L'explosion d'une bombe dans le secteur américain de Los Robles, petite ville frontalière entre les États-Unis et le Mexique fait craindre des complications entre les deux pays. Un policier mexicain, Mike Vargas, alors en voyage de noces, décide de s'investir dans l'enquête et découvre les méthodes peu recommandables de son homologue, Hank Quinlan. Vargas et sa femme se retrouvent pris au piège entre une police locale corrompue et les gangs locaux...

notes de production

A sa sortie, La Soif du mal dure 93 minutes. Par la suite, une version de 108 minutes est retrouvée. Elle contient des scènes tournées par Orson Welles, mais aussi par Harry Keller (1), engagé par les studios de production pour tourner des séquences supplémentaires. Plus tard, une version director’s cut (2) restaurée voit le jour. Rick Schmidlin (3) la produit et la supervise selon les désirs que Welles avait exprimés dans un courrier (4) aux dirigeants de Universal (5) en 1957.
(1) https://fr.wikipedia.org/wiki/Harry_Keller
(2) https://fr.wikipedia.org/wiki/Director’s_cut
(3) http://www.imdb.com/name/nm0772778/
(4) Orson Welles, mécontent des modifications apportées à son montage, envoya au studio une note de 58 pages comprenant les changements qu’il envisageait d’apporter au film qui devait finalement sortir. C’est sur la base de cette note qu’en 1998, une nouvelle version a été remontée afin de rétablir la vision du réalisateur. À cette occasion le film fut entièrement redoublé.
(5) https://fr.wikipedia.org/wiki/Universal_Pictures

Orson Welles joue dans bon nombre de ses films, dont Citizen Kane (6) et Macbeth (7). Plusieurs rumeurs circulent quant au choix de Welles en tant que réalisateur de La Soif du mal. La plus probable demeure celle selon laquelle Charlton Heston, apprenant que son partenaire dans le film serait Welles, l’ait conseillé comme réalisateur. Une autre hypothèse peut être retenue : le producteur Albert Zugsmith (8) aurait engagé Welles d’emblée, suite à leur précédente collaboration sur Man in the shadow (9), produit par le premier et interprété par le second.
(6) https://fr.wikipedia.org/wiki/Citizen_Kane
(7) https://fr.wikipedia.org/wiki/Macbeth_(film,_1948)
(8) http://www.imdb.com/name/nm0958487/
(9) https://fr.wikipedia.org/wiki/Le_Salaire_du_diable

Quand Orson Welles est choisi pour réaliser La Soif du mal, les financiers des studios Universal (5) sont réticents.
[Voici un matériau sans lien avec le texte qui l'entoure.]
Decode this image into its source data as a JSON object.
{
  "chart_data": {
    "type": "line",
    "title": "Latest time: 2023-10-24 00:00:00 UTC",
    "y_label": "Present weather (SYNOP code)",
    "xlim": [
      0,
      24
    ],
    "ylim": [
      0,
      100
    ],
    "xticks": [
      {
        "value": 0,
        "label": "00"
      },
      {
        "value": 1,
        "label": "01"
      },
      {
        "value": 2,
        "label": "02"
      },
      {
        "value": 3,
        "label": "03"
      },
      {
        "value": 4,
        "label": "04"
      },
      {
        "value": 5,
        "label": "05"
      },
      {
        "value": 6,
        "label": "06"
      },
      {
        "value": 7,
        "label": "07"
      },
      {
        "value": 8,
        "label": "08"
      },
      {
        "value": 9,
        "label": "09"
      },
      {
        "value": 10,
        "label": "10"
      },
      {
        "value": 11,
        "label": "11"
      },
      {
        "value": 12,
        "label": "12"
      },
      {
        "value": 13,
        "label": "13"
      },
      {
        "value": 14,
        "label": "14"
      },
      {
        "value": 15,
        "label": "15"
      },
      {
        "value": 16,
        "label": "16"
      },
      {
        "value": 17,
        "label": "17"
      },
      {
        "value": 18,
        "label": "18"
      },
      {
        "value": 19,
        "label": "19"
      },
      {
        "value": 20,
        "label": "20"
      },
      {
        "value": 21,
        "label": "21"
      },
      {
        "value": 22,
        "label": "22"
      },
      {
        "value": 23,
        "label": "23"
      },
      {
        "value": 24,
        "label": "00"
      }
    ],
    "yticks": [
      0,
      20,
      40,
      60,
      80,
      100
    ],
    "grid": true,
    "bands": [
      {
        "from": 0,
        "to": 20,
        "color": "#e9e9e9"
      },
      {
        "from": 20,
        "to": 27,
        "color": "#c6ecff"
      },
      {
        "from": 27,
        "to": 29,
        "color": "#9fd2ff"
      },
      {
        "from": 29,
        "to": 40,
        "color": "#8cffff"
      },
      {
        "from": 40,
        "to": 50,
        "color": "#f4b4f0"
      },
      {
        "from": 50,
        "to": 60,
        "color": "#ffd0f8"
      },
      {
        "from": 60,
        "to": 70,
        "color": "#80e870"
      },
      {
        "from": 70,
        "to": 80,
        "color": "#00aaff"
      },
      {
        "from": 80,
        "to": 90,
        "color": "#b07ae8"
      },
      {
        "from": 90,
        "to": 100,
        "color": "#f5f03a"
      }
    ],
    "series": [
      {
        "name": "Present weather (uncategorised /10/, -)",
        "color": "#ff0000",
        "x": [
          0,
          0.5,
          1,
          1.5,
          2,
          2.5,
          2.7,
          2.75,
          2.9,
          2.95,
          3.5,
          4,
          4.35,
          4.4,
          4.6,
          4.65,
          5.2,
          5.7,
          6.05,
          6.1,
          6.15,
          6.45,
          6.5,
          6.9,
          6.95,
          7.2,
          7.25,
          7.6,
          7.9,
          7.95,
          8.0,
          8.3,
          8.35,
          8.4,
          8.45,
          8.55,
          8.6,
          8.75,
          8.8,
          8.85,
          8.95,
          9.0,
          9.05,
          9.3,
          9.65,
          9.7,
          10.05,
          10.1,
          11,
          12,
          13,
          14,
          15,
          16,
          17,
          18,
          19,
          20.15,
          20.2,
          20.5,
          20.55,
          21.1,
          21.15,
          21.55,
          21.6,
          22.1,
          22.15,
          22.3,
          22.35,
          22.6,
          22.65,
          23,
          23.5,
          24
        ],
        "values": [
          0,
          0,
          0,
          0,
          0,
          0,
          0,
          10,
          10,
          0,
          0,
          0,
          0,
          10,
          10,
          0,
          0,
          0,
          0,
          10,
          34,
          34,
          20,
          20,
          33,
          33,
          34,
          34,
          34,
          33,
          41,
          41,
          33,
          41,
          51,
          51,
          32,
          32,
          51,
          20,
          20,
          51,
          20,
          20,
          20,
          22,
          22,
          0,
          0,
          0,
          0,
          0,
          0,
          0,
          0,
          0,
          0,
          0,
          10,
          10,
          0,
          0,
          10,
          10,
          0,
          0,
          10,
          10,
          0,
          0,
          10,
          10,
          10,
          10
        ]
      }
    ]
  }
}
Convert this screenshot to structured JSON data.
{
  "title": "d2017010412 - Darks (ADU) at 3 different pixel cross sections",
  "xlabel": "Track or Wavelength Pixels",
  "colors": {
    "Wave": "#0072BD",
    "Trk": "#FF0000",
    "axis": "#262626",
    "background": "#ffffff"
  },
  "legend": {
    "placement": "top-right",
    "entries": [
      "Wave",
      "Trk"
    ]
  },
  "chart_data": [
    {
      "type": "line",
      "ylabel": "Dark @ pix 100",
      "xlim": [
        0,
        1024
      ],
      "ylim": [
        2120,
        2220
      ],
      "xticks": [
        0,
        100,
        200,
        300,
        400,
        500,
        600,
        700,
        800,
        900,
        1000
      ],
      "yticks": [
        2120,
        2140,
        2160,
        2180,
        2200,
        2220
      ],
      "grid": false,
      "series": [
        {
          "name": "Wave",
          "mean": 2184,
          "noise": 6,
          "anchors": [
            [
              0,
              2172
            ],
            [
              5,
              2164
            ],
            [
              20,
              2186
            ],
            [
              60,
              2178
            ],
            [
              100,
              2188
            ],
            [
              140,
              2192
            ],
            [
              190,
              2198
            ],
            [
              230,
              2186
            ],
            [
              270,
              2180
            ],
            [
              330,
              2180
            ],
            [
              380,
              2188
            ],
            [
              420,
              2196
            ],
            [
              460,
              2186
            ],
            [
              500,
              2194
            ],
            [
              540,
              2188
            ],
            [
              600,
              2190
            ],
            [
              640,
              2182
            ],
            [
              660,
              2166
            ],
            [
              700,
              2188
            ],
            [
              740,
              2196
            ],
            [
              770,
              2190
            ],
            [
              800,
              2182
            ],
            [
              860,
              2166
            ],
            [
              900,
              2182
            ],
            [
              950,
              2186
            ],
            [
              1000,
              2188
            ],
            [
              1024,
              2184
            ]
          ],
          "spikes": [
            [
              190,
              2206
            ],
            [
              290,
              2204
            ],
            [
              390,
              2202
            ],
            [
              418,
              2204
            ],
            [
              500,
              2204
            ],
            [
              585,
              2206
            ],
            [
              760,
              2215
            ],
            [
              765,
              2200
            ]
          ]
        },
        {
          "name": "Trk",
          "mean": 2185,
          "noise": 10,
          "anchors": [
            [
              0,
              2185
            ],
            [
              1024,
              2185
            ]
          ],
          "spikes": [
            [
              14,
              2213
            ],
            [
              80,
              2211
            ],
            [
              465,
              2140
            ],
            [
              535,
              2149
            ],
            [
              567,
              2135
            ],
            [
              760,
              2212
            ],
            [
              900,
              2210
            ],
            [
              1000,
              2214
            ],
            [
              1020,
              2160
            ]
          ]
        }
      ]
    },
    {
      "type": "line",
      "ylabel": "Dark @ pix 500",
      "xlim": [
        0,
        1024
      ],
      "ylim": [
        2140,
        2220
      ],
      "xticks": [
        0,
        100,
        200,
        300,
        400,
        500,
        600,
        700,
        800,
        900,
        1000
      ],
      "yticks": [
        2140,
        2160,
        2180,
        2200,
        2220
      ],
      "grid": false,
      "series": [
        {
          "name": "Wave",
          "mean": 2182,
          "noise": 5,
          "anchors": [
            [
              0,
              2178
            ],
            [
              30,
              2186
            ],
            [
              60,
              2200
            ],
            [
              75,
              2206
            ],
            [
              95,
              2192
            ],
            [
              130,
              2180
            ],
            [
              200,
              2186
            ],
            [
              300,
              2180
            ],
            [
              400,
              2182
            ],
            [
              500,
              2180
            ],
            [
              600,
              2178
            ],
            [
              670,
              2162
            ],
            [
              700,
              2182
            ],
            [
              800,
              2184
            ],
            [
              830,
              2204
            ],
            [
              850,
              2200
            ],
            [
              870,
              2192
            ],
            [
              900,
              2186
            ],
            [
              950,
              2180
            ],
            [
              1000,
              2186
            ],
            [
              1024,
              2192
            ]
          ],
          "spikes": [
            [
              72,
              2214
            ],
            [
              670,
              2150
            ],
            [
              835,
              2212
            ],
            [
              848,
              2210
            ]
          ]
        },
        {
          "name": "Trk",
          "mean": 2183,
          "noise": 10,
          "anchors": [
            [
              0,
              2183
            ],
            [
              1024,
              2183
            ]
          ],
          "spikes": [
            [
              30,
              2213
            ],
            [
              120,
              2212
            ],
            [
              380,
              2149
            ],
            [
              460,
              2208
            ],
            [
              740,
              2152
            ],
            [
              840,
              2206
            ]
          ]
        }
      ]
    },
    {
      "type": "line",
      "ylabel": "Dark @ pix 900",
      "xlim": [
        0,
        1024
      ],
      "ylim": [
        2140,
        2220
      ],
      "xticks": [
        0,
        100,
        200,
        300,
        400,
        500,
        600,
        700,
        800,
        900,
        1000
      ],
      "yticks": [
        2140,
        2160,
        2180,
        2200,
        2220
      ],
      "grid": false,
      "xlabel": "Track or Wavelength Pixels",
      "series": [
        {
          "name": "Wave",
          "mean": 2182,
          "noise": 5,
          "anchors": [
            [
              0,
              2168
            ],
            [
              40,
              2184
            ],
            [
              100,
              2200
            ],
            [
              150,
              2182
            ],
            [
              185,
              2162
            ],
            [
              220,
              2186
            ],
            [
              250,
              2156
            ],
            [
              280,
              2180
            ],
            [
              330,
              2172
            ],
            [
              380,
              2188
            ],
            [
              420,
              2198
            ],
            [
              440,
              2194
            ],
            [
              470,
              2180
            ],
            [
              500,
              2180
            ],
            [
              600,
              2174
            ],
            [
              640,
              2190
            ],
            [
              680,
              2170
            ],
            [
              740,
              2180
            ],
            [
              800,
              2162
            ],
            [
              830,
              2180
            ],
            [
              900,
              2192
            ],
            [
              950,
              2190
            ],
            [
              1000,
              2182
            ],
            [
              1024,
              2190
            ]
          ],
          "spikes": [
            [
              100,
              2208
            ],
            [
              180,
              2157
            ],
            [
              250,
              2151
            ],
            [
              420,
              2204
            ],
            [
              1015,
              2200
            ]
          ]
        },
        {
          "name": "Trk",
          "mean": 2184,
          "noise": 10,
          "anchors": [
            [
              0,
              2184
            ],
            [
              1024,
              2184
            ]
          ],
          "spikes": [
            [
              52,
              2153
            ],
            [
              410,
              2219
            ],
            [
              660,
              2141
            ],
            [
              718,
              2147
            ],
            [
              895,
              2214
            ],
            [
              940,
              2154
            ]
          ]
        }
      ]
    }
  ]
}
Ils redoutent des fastes onéreux de la part du réalisateur. Le tournage se déroule bien, mais les dirigeants de Universal (5) ne sont pas satisfaits par le prémontage du film. Ils font appel à Harry Keller (1) pour tourner des scènes supplémentaires. Ce dernier est le réalisateur de L’Enquête de l’inspecteur Graham (10), film dans lequel Esther Williams trouve son premier rôle dramatique.
(10) https://fr.wikipedia.org/wiki/L’Enqu%C3%AAte_de_l’inspecteur_Graham

Orson Welles veut échapper à tout contrôle de la part des studios. Pour ce faire, il travaille rapidement. Les résultats sont probants et il gagne un peu de tranquillité. Il en profite alors pour quitter le studio. Qui plus est, il tourne de nuit. Ayant acquis son indépendance par rapport à Universal (5), il peut réécrire le scénario pendant la journée.
Le tournage de La Soif du mal débute le 18 février 1957 et se termine le 2 avril de la même année. C’est un temps record pour un long métrage. Le budget du film est également serré puisqu’il s’élève à 895 000 $.

En 1947, Orson Welles réalise Macbeth (7) à Hollywood. Une décennie s’écoule avant qu’il y revienne pour La Soif du mal. Entre temps, le réalisateur tourne quelques téléfilms, dont Moby Dick rehearsed (11) avec Christopher Lee. Il réalise aussi des films, dont Othello (12). Durant cette période, il travaille dans des conditions matérielles difficiles.
(11) https://en.wikipedia.org/wiki/Moby_Dick%E2%80%94Rehearsed
(12) https://fr.wikipedia.org/wiki/Othello_(film,_1952)

La Soif du mal est tiré du roman Badge of evil (13) de Whit Masterson (Robert Wade et William Miller). Orson Welles avoue n’avoir pas lu le roman mais seulement le scénario de Paul Monash, qu’il a largement réécrit au cours du tournage.
(13) https://en.wikipedia.org/wiki/Badge_of_Evil

En 1958, Henry Mancini écrit la musique de La Soif du mal. Artiste prolifique et inspiré, il accède à la popularité en 1963 grâce à la musique qu’il compose pour La Panthère rose (14) de Blake Edwards. Il est également l’auteur de la musique de Charade (15).
(14) https://fr.wikipedia.org/wiki/La_Panth%C3%A8re_rose_(film,_1963)
(15) https://fr.wikipedia.org/wiki/Charade_(film,_1963)

Mercedes McCambridge et Joseph Cotten font tous deux une brève apparition dans La Soif du mal. Cotten n’en est alors pas à sa première collaboration avec Orson Welles : il avait déjà un rôle dans Citizen Kane (6) et Othello (12). Quant à Mercedes McCambridge, elle rejoint en 1972 le tournage de The Other side of the wind (16), projet inachevé de Welles.
(16) https://fr.wikipedia.org/wiki/The_Other_Side_of_the_Wind

Akim Tamiroff a joué plusieurs fois aux côtés et sous la direction d’Orson Welles. Les deux hommes ont notamment travaillé ensemble sur Mr. Arkadin (17), La Soif du mal et Le Procès (18).
(17) https://fr.wikipedia.org/wiki/Dossier_secret
(18) https://fr.wikipedia.org/wiki/Le_Proc%C3%A8s_(film,_1962)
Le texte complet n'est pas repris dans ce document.